Which is not to say that we want a culture of victimhood; where we brandish our frailties at one another in a strangely competitive fashion; fighting for the trophy of ‘most put-upon’, most fragile; painting others as our persecutors and oppressors in a rather indiscriminate, oddly-aggressive manner.

It is surely a matter of balance – a balance that Stephen Hawking represents rather well – between the extraordinary strengths and inescapable weaknesses that determine our human life and our human contribution.

It is surely conceivable, maybe even likely, that the limitations of his body prompted Stephen Hawking to look further, beyond the tangible and visible, to contemplate the nature of the cosmos, time and mathematics.  If we were to be more cognisant, more accepting perhaps, of our own limitations and weaknesses, rather than battling to hide or deny them, I wonder where they might lead us?  We may not suddenly become scientists of international renown, but we might become wiser, more humane, more human.

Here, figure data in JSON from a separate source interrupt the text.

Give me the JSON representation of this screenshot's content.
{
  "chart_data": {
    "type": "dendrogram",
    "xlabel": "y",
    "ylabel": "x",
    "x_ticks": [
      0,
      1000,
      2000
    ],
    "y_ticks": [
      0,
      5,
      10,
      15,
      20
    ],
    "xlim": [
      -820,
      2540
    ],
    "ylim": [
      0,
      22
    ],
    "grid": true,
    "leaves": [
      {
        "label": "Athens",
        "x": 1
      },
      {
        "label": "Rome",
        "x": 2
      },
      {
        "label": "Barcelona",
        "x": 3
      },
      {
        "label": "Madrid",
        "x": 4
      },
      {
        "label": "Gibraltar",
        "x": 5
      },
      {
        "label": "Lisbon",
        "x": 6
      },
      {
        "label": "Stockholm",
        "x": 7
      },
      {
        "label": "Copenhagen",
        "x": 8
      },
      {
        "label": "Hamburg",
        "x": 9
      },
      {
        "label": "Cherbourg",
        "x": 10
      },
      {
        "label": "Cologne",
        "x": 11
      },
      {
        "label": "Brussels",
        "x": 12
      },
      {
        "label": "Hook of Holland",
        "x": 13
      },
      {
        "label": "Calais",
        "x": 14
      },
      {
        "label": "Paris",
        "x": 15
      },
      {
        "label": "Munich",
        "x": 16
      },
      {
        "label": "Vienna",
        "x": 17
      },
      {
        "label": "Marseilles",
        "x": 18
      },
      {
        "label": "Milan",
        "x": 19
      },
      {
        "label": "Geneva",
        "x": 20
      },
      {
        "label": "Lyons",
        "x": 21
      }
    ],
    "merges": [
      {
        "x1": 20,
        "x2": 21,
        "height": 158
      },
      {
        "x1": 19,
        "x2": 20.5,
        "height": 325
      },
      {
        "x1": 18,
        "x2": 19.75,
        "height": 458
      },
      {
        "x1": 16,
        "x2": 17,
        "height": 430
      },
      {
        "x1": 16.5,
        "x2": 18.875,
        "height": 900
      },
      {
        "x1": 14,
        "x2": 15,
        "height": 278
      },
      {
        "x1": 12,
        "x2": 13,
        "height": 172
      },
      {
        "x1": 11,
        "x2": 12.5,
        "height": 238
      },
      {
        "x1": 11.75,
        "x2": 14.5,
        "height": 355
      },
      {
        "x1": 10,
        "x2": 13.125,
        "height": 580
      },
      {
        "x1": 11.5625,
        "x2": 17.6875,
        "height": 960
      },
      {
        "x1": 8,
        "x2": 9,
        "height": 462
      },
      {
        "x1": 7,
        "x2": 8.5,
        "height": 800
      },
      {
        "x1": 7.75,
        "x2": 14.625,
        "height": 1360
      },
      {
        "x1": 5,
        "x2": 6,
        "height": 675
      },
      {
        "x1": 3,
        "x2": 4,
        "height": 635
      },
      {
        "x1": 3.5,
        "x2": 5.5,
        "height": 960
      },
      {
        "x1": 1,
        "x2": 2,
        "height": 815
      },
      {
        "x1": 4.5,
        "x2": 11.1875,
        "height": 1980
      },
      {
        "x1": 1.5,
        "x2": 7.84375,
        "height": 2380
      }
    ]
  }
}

Stephen Hawking did not profess Christian faith as such and some may feel that we are introducing division into this House, much as the Abbey did when it admitted Charles Darwin.

As we hear in the gospel today, if a house is divided against itself, how can it stand?

But we must be careful with our judgements lest we reject something that truly is of God, and through which (through whom) God may be speaking to his Church; prompting that outward and inward conversation alluded-to earlier.  Jesus had dire warnings for those nwho were too quick to declare something they didn’t understand to be the work of Beelzebub.

 As far as we can discern Stephen Hawking equated the mind of God with the laws of mathematics, which isn’t a bad place to start, but I hope the likes of St Thomas Aquinas will be encouraging him to look a bit further – to God as the Giver, the Creator of mathematics; for nothing less than the creator of all things, visible and invisible, material and conceptual, nothing less should be afforded the status of God. 

Stephen Hawking’s presence here will be a reminder and a challenge to us, to the Church, to make sure that our theology, the God we proclaim is adequate to the intellectual challenges of our day – a God that underpins the best fruits of human reason; that runs no risk of being eclipsed by them or reduced to them; a God to which the greatest mind, as much as the least, might find itself accountable, humbly thankful, and called into a expansion of knowledge and wisdom and love beyond all measure.

As Christians, as the Abbey, we can welcome Stephen Hawking’s inclusion into this sacred space, and thank God for his whole, human contribution – as a man both of great strengths, and undisguisable weaknesses and limitations.  We welcome him, his life and contribution, as a symbol to us that, in St Paul’s words, ‘even though our outer nature is wasting away, our inner nature is being renewed day by day’.  We welcome his challenge to allow our own weaknesses and limitations to point us towards what is eternal and unchanging – to mathematics (possibly) and beyond!

We can welcome his inclusion to remind us that there is nothing shameful about the human body, no matter how strong, no matter how weak; our limitations are part of our condition in this world, which by the fact of being limitations intimate at something greater – so that in the face of our own frailties, even in the face of increasing debility, we might be able to say, with St Paul that this slight momentary affliction is preparing us for an eternal weight of glory beyond all measure; when we shall come to the full stature and glory of our humanity which is Christ – to whom be glory in the Church, and to whose glory beyond measure we commend Stephen Hawking and every human soul.